Examples include Legos or links in a chain.
Synthesis and Breakdown:
Condensation Reaction: Monomers bond by removing water, involves energy input (ATP).
Hydrolysis Reaction: Breaks bonds by adding water, energy is released.
Composition:
Consist of carbon (C), hydrogen (H), and oxygen (O) in a 1:2:1 ratio (C:H:O).
Functions:
Quick energy source (e.g., pasta for athletes)
Structural components (plant, fungal, and exoskeletons of animals).
Monosaccharides:
Basic units of carbohydrates: include glucose, fructose, galactose, ribose, and deoxyribose.

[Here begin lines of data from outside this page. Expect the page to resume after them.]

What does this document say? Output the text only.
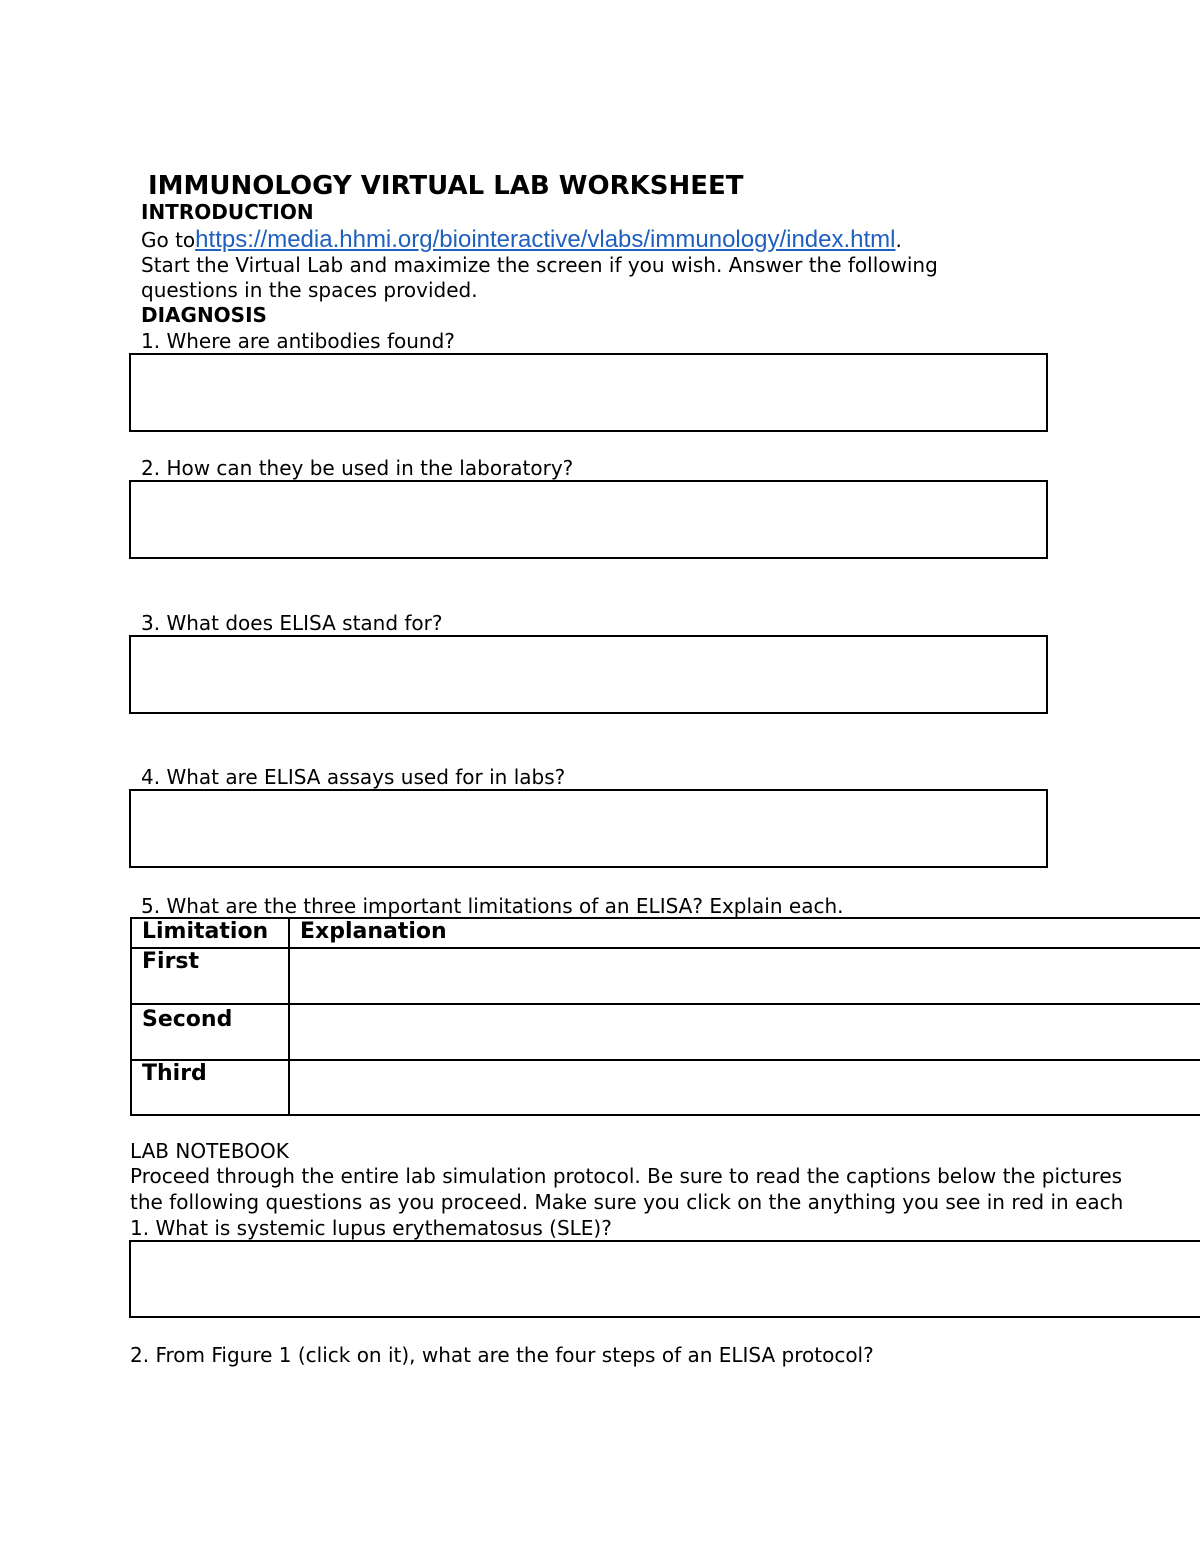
IMMUNOLOGY VIRTUAL LAB WORKSHEET
INTRODUCTION
Go tohttps://media.hhmi.org/biointeractive/vlabs/immunology/index.html.
Start the Virtual Lab and maximize the screen if you wish. Answer the following
questions in the spaces provided.
DIAGNOSIS
1. Where are antibodies found?
2. How can they be used in the laboratory?
3. What does ELISA stand for?
4. What are ELISA assays used for in labs?
5. What are the three important limitations of an ELISA? Explain each.
Limitation	Explanation
First	
Second	
Third	
LAB NOTEBOOK
Proceed through the entire lab simulation protocol. Be sure to read the captions below the pictures
the following questions as you proceed. Make sure you click on the anything you see in red in each
1. What is systemic lupus erythematosus (SLE)?
2. From Figure 1 (click on it), what are the four steps of an ELISA protocol?
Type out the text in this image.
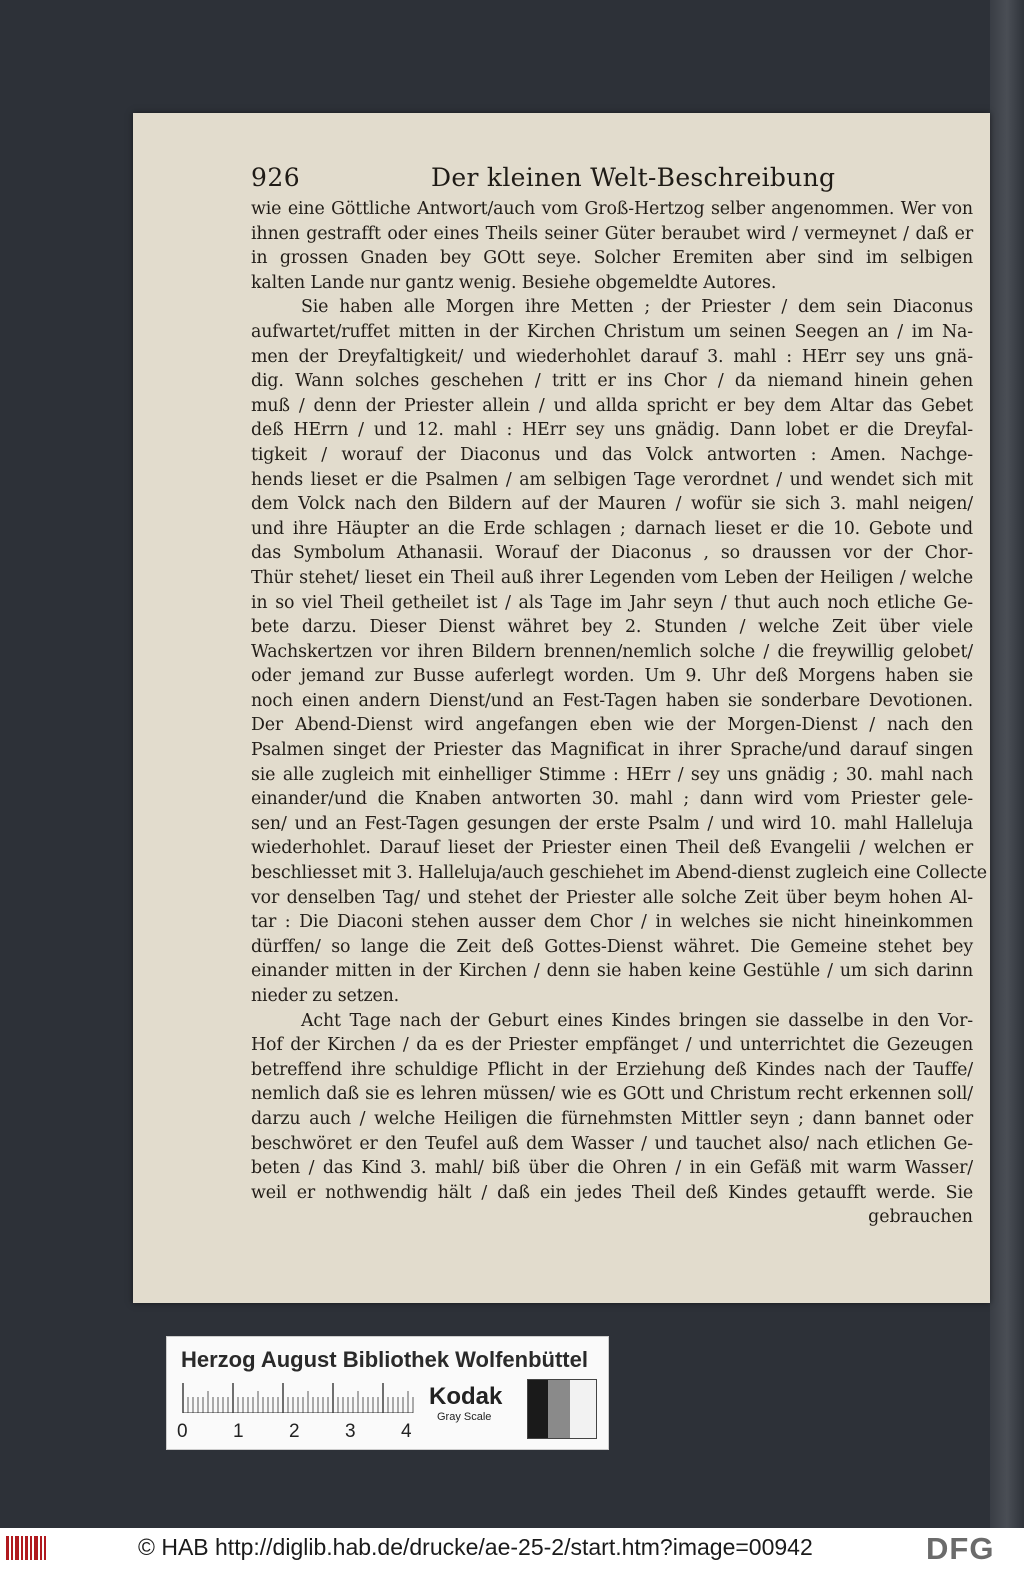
926	Der kleinen Welt-Beschreibung
wie eine Göttliche Antwort/auch vom Groß-Hertzog selber angenommen. Wer von
ihnen gestrafft oder eines Theils seiner Güter beraubet wird / vermeynet / daß er
in grossen Gnaden bey GOtt seye. Solcher Eremiten aber sind im selbigen
kalten Lande nur gantz wenig. Besiehe obgemeldte Autores.
Sie haben alle Morgen ihre Metten ; der Priester / dem sein Diaconus
aufwartet/ruffet mitten in der Kirchen Christum um seinen Seegen an / im Na-
men der Dreyfaltigkeit/ und wiederhohlet darauf 3. mahl : HErr sey uns gnä-
dig. Wann solches geschehen / tritt er ins Chor / da niemand hinein gehen
muß / denn der Priester allein / und allda spricht er bey dem Altar das Gebet
deß HErrn / und 12. mahl : HErr sey uns gnädig. Dann lobet er die Dreyfal-
tigkeit / worauf der Diaconus und das Volck antworten : Amen. Nachge-
hends lieset er die Psalmen / am selbigen Tage verordnet / und wendet sich mit
dem Volck nach den Bildern auf der Mauren / wofür sie sich 3. mahl neigen/
und ihre Häupter an die Erde schlagen ; darnach lieset er die 10. Gebote und
das Symbolum Athanasii. Worauf der Diaconus , so draussen vor der Chor-
Thür stehet/ lieset ein Theil auß ihrer Legenden vom Leben der Heiligen / welche
in so viel Theil getheilet ist / als Tage im Jahr seyn / thut auch noch etliche Ge-
bete darzu. Dieser Dienst währet bey 2. Stunden / welche Zeit über viele
Wachskertzen vor ihren Bildern brennen/nemlich solche / die freywillig gelobet/
oder jemand zur Busse auferlegt worden. Um 9. Uhr deß Morgens haben sie
noch einen andern Dienst/und an Fest-Tagen haben sie sonderbare Devotionen.
Der Abend-Dienst wird angefangen eben wie der Morgen-Dienst / nach den
Psalmen singet der Priester das Magnificat in ihrer Sprache/und darauf singen
sie alle zugleich mit einhelliger Stimme : HErr / sey uns gnädig ; 30. mahl nach
einander/und die Knaben antworten 30. mahl ; dann wird vom Priester gele-
sen/ und an Fest-Tagen gesungen der erste Psalm / und wird 10. mahl Halleluja
wiederhohlet. Darauf lieset der Priester einen Theil deß Evangelii / welchen er
beschliesset mit 3. Halleluja/auch geschiehet im Abend-dienst zugleich eine Collecte
vor denselben Tag/ und stehet der Priester alle solche Zeit über beym hohen Al-
tar : Die Diaconi stehen ausser dem Chor / in welches sie nicht hineinkommen
dürffen/ so lange die Zeit deß Gottes-Dienst währet. Die Gemeine stehet bey
einander mitten in der Kirchen / denn sie haben keine Gestühle / um sich darinn
nieder zu setzen.
Acht Tage nach der Geburt eines Kindes bringen sie dasselbe in den Vor-
Hof der Kirchen / da es der Priester empfänget / und unterrichtet die Gezeugen
betreffend ihre schuldige Pflicht in der Erziehung deß Kindes nach der Tauffe/
nemlich daß sie es lehren müssen/ wie es GOtt und Christum recht erkennen soll/
darzu auch / welche Heiligen die fürnehmsten Mittler seyn ; dann bannet oder
beschwöret er den Teufel auß dem Wasser / und tauchet also/ nach etlichen Ge-
beten / das Kind 3. mahl/ biß über die Ohren / in ein Gefäß mit warm Wasser/
weil er nothwendig hält / daß ein jedes Theil deß Kindes getaufft werde. Sie
gebrauchen
Herzog August Bibliothek Wolfenbüttel
0 1 2 3 4
Kodak
Gray Scale
© HAB http://diglib.hab.de/drucke/ae-25-2/start.htm?image=00942	DFG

Structural differences between pentose (5 carbons) and hexose (6 carbons) sugars.
Isomers:
Alpha and Beta glucose: same molecular formula (C6H12O6) but different structures.

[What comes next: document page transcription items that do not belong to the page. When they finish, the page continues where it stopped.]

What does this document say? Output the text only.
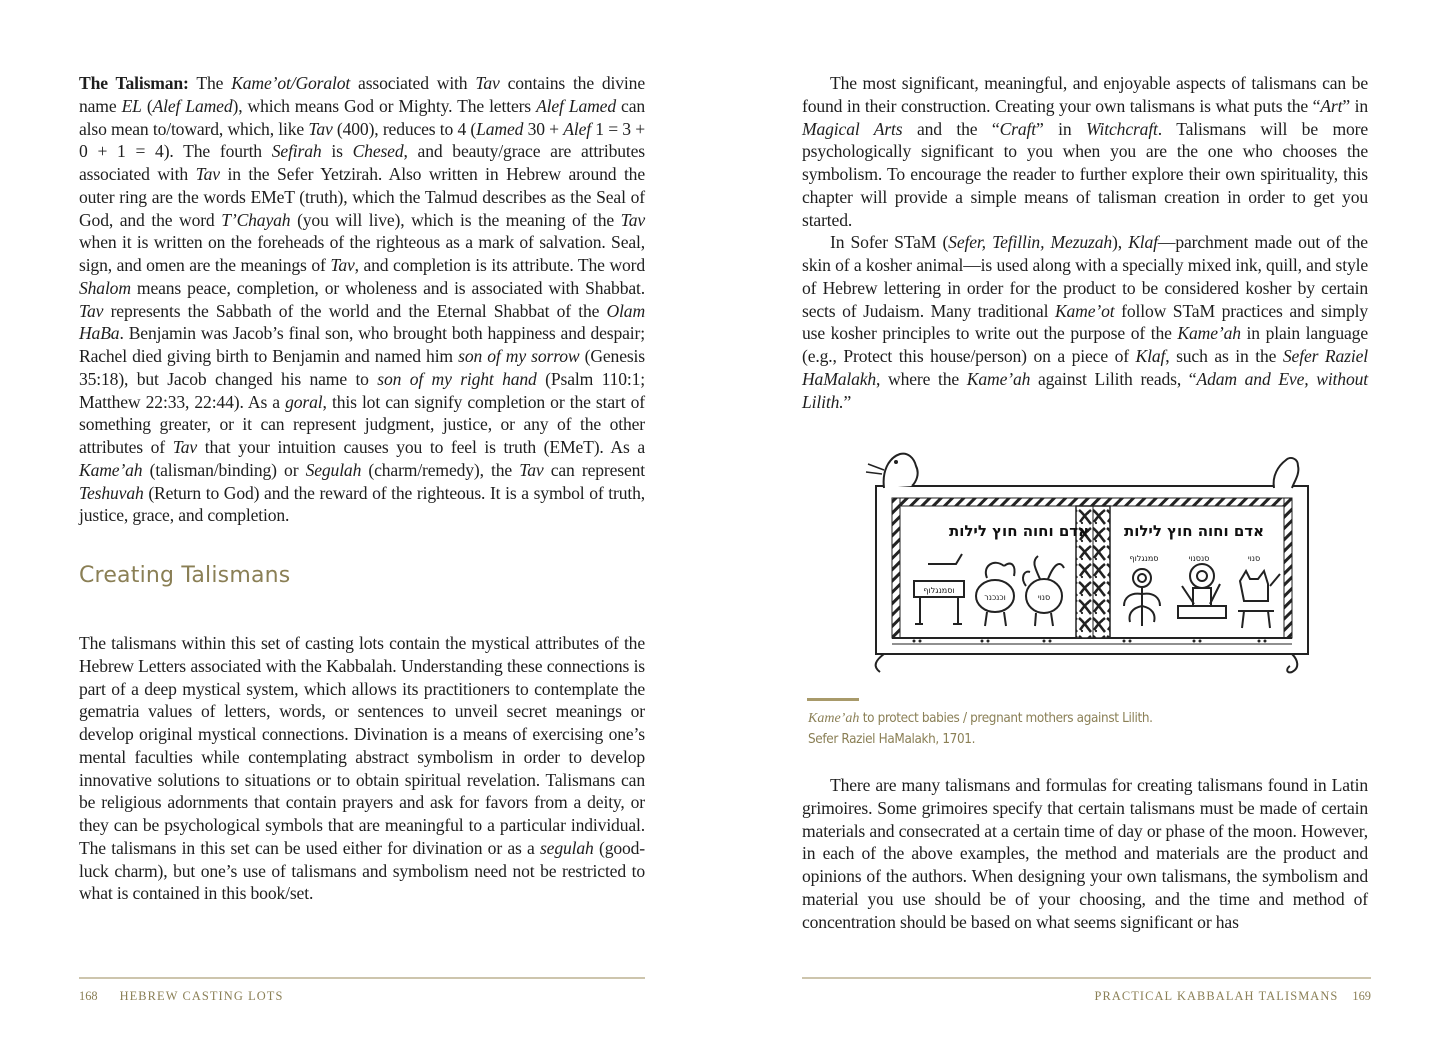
The Talisman: The Kame’ot/Goralot associated with Tav contains the divine name EL (Alef Lamed), which means God or Mighty. The letters Alef Lamed can also mean to/toward, which, like Tav (400), reduces to 4 (Lamed 30 + Alef 1 = 3 + 0 + 1 = 4). The fourth Sefirah is Chesed, and beauty/grace are attributes associated with Tav in the Sefer Yetzirah. Also written in Hebrew around the outer ring are the words EMeT (truth), which the Talmud describes as the Seal of God, and the word T’Chayah (you will live), which is the meaning of the Tav when it is written on the foreheads of the righteous as a mark of salvation. Seal, sign, and omen are the meanings of Tav, and completion is its attribute. The word Shalom means peace, completion, or wholeness and is associated with Shabbat. Tav represents the Sabbath of the world and the Eternal Shabbat of the Olam HaBa. Benjamin was Jacob’s final son, who brought both happiness and despair; Rachel died giving birth to Benjamin and named him son of my sorrow (Genesis 35:18), but Jacob changed his name to son of my right hand (Psalm 110:1; Matthew 22:33, 22:44). As a goral, this lot can signify completion or the start of something greater, or it can represent judgment, justice, or any of the other attributes of Tav that your intuition causes you to feel is truth (EMeT). As a Kame’ah (talisman/binding) or Segulah (charm/remedy), the Tav can represent Teshuvah (Return to God) and the reward of the righteous. It is a symbol of truth, justice, grace, and completion.

Creating Talismans

The talismans within this set of casting lots contain the mystical attributes of the Hebrew Letters associated with the Kabbalah. Understanding these connections is part of a deep mystical system, which allows its practitioners to contemplate the gematria values of letters, words, or sentences to unveil secret meanings or develop original mystical connections. Divination is a means of exercising one’s mental faculties while contemplating abstract symbolism in order to develop innovative solutions to situations or to obtain spiritual revelation. Talismans can be religious adornments that contain prayers and ask for favors from a deity, or they can be psychological symbols that are meaningful to a particular individual. The talismans in this set can be used either for divination or as a segulah (good-luck charm), but one’s use of talismans and symbolism need not be restricted to what is contained in this book/set.

The most significant, meaningful, and enjoyable aspects of talismans can be found in their construction. Creating your own talismans is what puts the “Art” in Magical Arts and the “Craft” in Witchcraft. Talismans will be more psychologically significant to you when you are the one who chooses the symbolism. To encourage the reader to further explore their own spirituality, this chapter will provide a simple means of talisman creation in order to get you started.

In Sofer STaM (Sefer, Tefillin, Mezuzah), Klaf—parchment made out of the skin of a kosher animal—is used along with a specially mixed ink, quill, and style of Hebrew lettering in order for the product to be considered kosher by certain sects of Judaism. Many traditional Kame’ot follow STaM practices and simply use kosher principles to write out the purpose of the Kame’ah in plain language (e.g., Protect this house/person) on a piece of Klaf, such as in the Sefer Raziel HaMalakh, where the Kame’ah against Lilith reads, “Adam and Eve, without Lilith.”

אדם וחוה חוץ לילות
וסמנגלוף
וכנכנר	סנוי
אדם וחוה חוץ לילות
סמנגלוף	סנסנוי	סנוי
Kame’ah to protect babies / pregnant mothers against Lilith.
Sefer Raziel HaMalakh, 1701.

There are many talismans and formulas for creating talismans found in Latin grimoires. Some grimoires specify that certain talismans must be made of certain materials and consecrated at a certain time of day or phase of the moon. However, in each of the above examples, the method and materials are the product and opinions of the authors. When designing your own talismans, the symbolism and material you use should be of your choosing, and the time and method of concentration should be based on what seems significant or has

168 HEBREW CASTING LOTS	PRACTICAL KABBALAH TALISMANS 169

Alpha glucose has the hydroxyl group (OH) pointing down, while beta has it pointing up (Mnemonic: "All Good Dogs Dance Until Dawn" for alpha; "Beautiful Gorillas Use Designer Umbrella Seal" for beta).
Types of Polysaccharides:
Starch, Glycogen, Cellulose, Chitin, Peptidoglycan.
Typically polymers of glucose (thousands of units).
Starch vs. Glycogen:
Starch (plants) consists of amylose (simple coils) and amylopectin (branched).
Glycogen (animals) highly branched for energy storage.
Cellulose:
Composed of beta glucose, forming strong fibers for plant cell walls (not for energy storage).
Linear chains with hydrogen bonds enable structuring in plant cells.
Function:
Glycoproteins are carbohydrates linked to proteins on cell surfaces, crucial for cell identification and signaling.
Example: MHC proteins in the immune response, aiding in the identification of foreign cells.
Blood Type Antigens:
Blood types (A, B, AB, O) depend on antigens present and antibodies present in the blood, crucial for transfusion compatibility.
Universal Donors and Recipients:
Type O negative is regarded as a universal donor, while Type AB positive is a universal recipient.
Review the macromolecules, search and identify structures and functions.
Ensure comprehension of carbohydrate structure and function with a focus on glucose.
Understand the significance of blood type and the immune system in relation to glycoproteins.